Biochemotherapy is the use of immunotherapy in conjunction with chemotherapy. Clinical trials have evaluated the effectiveness of biochemotherapy as an adjuvant treatment for high-risk melanoma, and as a stand-alone treatment for advanced melanoma.

Multiple studies show that biochemotherapy may shrink tumors more frequently than single-agent or combination chemotherapy alone. There is no evidence, however, that biochemotherapy is more effective at improving overall survival compared to single-agent chemotherapy, combination chemotherapy or  single-agent immunotherapy.  As well, studies have shown that this form of therapy is associated with more severe side effects.
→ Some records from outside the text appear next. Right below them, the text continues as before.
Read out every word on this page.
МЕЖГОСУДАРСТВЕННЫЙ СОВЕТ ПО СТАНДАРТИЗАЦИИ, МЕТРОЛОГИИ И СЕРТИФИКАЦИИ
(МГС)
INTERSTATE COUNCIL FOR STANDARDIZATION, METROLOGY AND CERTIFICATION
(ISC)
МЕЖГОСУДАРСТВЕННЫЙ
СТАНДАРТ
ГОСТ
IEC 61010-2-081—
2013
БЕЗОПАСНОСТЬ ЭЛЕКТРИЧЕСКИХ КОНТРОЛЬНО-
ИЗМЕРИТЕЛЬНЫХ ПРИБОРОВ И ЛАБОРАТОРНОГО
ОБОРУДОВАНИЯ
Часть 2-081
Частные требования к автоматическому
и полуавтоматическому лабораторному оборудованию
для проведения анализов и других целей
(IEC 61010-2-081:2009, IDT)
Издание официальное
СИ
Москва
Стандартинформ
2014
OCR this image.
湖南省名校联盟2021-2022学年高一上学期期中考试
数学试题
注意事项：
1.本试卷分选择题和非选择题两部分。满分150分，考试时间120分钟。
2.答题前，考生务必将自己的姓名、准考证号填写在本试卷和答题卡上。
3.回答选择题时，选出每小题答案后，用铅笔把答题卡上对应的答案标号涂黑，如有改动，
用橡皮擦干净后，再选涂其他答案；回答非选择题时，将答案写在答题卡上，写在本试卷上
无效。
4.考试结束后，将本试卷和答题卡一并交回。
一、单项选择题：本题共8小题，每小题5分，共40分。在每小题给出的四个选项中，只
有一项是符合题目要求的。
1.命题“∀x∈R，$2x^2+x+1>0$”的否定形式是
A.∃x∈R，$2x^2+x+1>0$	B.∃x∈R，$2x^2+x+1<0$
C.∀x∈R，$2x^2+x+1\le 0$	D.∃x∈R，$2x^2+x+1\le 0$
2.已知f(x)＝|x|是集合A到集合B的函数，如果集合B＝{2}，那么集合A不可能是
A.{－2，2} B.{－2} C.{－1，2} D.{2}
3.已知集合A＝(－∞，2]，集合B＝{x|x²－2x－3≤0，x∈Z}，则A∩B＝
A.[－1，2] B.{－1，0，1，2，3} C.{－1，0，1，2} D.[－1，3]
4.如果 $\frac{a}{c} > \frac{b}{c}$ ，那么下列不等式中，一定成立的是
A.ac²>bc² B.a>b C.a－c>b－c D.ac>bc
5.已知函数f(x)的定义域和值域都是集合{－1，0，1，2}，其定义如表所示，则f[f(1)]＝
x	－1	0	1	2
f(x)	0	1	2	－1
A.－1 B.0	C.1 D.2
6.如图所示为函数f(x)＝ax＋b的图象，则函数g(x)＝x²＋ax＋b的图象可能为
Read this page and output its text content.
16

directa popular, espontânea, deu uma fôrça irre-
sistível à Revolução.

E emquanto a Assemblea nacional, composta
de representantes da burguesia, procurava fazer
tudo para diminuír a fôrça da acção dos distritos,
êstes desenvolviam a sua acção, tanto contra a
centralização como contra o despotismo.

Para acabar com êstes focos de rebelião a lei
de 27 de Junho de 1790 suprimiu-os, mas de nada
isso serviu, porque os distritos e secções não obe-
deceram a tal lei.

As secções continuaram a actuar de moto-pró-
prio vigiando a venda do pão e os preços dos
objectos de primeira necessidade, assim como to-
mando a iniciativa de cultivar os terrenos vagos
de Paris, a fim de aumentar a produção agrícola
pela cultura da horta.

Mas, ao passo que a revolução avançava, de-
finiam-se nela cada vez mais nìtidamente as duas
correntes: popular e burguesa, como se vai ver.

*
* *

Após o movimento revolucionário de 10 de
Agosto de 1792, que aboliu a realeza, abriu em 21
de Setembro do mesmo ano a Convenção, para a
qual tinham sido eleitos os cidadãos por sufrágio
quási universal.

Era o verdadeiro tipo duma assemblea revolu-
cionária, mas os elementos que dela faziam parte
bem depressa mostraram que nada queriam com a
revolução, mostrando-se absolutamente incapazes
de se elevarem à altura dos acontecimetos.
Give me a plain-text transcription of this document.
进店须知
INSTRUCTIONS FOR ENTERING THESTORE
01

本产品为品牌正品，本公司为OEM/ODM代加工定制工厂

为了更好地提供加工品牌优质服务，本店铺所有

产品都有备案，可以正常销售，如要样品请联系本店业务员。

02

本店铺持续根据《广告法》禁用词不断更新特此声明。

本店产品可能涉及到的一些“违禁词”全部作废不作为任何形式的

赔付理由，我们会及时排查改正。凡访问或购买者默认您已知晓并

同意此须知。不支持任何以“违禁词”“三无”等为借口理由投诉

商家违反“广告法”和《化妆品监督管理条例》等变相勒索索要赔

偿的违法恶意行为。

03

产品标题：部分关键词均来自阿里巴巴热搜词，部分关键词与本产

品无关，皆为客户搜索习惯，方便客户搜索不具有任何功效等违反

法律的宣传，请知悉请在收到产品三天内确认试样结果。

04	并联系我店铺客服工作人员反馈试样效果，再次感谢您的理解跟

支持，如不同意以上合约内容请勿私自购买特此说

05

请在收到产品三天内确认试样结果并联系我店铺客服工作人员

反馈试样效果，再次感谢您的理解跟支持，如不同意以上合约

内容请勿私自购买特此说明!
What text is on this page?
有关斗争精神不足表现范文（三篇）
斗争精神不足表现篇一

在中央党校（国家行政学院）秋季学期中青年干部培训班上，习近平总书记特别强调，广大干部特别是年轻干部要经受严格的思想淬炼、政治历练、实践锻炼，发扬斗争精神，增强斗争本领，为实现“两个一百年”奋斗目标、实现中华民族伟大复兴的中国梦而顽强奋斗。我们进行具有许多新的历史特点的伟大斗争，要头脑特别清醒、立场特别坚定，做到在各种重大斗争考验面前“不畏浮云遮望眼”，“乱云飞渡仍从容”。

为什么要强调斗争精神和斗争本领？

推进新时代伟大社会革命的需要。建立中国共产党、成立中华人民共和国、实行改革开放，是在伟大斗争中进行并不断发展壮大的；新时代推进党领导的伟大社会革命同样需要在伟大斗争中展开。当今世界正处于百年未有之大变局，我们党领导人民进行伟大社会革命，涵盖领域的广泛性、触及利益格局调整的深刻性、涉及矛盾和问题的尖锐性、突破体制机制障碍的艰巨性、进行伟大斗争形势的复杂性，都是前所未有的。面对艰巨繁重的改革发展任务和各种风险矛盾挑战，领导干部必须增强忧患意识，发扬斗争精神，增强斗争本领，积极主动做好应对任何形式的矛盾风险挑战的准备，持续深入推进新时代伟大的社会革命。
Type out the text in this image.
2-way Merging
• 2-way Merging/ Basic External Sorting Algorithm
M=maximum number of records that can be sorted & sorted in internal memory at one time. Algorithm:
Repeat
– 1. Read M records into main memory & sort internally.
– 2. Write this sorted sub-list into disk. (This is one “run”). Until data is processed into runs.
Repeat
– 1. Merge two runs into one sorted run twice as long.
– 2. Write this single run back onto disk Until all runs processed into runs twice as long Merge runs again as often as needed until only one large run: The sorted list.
Given the lack of significant survival benefit in large well-conducted multicentre trials, biochemotherapy is not generally recommended for therapy except in a few special circumstances.

Gene Therapy

Gene therapy is a form of immune treatment that introduces new genetic material into damaged genes or cancer cells. The goal of gene therapy is to replace damaged cells with healthy ones or to make cancer cells more sensitive to the effects of the immune system, immunotherapy, and chemotherapy.

Clinical trials for melanoma are investigating the following approaches in gene therapy:

  • Cytokines are proteins that stimulate the activity of immune cells. In one avenue of research, a patient’s melanoma cells are removed and a gene is inserted that causes melanoma cells to make cytokines. The altered melanoma cells are then injected back into the patient, with the expectation that they will trigger an immune response.
  • Gene-based immunotherapy introduces antigen genes into tumor cells in order to stimulate an immune response. Allovectin-7 is a gene-based drug that contains the antigen gene HLA-B7. When injected directly into melanoma tumors, this antigen may alert the immune system to the presence of tumor cells and trigger a local and systemic immune response against them. Preliminary results in patients with metastatic melanoma were promising. But the phase 3 trial in untreated melanoma patients that compared Allovectin-7 versus chemotherapy failed to improve response rate or survival.
  • Recombinant DNA technology, the ability to take apart and recombine a cell’s genetic information, is being investigated for use in melanoma vaccines.